Limitations & Future Work¶
- Assumes Lambertian reflectance; metallic, transparent, and specular surfaces cause failures.
- Assumes heat originates primarily from light absorption; non-optical heat sources such as engines or human bodies interfere with the model.
- Multi-chromatic illumination is not supported.
- Relies on low-cost microbolometer thermal cameras, which exhibit insufficient SNR under weak illumination or in dynamic scenes.
- Thermal camera resolution is lower than that of visible cameras, potentially limiting fine detail recovery.
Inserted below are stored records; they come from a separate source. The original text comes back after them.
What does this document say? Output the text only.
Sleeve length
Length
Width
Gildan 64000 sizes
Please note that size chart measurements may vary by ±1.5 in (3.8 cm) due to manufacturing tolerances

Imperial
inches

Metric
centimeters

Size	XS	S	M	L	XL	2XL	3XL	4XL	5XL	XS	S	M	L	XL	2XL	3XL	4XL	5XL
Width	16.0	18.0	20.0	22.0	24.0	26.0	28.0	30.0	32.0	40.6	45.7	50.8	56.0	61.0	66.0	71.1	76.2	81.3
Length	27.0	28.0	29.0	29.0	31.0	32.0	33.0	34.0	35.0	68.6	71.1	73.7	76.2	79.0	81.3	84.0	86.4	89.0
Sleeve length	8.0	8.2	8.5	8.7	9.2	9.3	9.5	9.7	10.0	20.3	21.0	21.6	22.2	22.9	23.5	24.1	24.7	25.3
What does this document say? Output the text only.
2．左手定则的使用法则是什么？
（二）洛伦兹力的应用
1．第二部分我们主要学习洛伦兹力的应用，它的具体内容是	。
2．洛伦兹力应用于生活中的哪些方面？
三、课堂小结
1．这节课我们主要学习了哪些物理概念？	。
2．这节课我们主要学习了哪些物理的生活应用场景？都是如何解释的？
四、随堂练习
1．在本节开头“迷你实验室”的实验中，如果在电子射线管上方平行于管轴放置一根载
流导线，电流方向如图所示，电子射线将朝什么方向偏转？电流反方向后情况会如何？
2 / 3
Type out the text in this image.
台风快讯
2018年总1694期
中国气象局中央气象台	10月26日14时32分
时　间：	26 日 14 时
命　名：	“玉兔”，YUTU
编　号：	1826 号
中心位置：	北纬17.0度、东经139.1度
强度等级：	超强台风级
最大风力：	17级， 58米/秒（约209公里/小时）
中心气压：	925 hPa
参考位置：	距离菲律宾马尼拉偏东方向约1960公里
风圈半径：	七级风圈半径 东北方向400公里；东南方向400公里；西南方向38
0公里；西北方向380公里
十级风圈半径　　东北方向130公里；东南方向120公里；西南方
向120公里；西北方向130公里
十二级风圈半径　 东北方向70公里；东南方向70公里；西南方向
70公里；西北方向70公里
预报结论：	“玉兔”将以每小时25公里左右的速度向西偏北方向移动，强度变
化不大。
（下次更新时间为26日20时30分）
- Future directions: (1) use VT-Intrinsic's high-quality pseudo ground truth to supply training data for large-scale learning methods; (2) extend the ordinal theory to multispectral imaging.
Related Work & Insights¶
- vs. JoLHT-Video: JoLHT-Video uses the transient process in thermal video to directly estimate absorbed light intensity, requiring controlled illumination and thermal video; VT-Intrinsic relies only on ordinal relationships in steady-state thermal images, greatly broadening its applicability.
- vs. NIR-Priors: NIR-based methods treat NIR reflectance as a shading proxy under the assumption of small material variation, but NIR reflectance still exhibits significant inter-material variation and LED illumination lacks NIR components; VT-Intrinsic's use of the complementary thermal absorption relationship is more physically fundamental.
- vs. Intrinsic-v2: Although the latest learning-based method performs competitively in some indoor scenarios, it degrades under incandescent and daylight illumination (si-MSE 4.17–4.36), indicating that learned priors are insufficiently robust to illumination variation.
Rating¶
- Novelty: ⭐⭐⭐⭐⭐ First work to leverage thermal infrared ordinal constraints for IID; the physical theory is original and elegant.
- Experimental Thoroughness: ⭐⭐⭐⭐ Validated across multiple illumination conditions, materials, and scenes with thorough ordinal theory verification; large-scale quantitative evaluation is lacking.
- Writing Quality: ⭐⭐⭐⭐⭐ Physical derivations are clear and rigorous; the Roger Shepard illusion example provides an exceptionally intuitive motivation.
- Value: ⭐⭐⭐⭐⭐ Opens a new paradigm for exploiting light-thermal complementarity in vision; can provide large-scale real-world annotations for learning-based methods.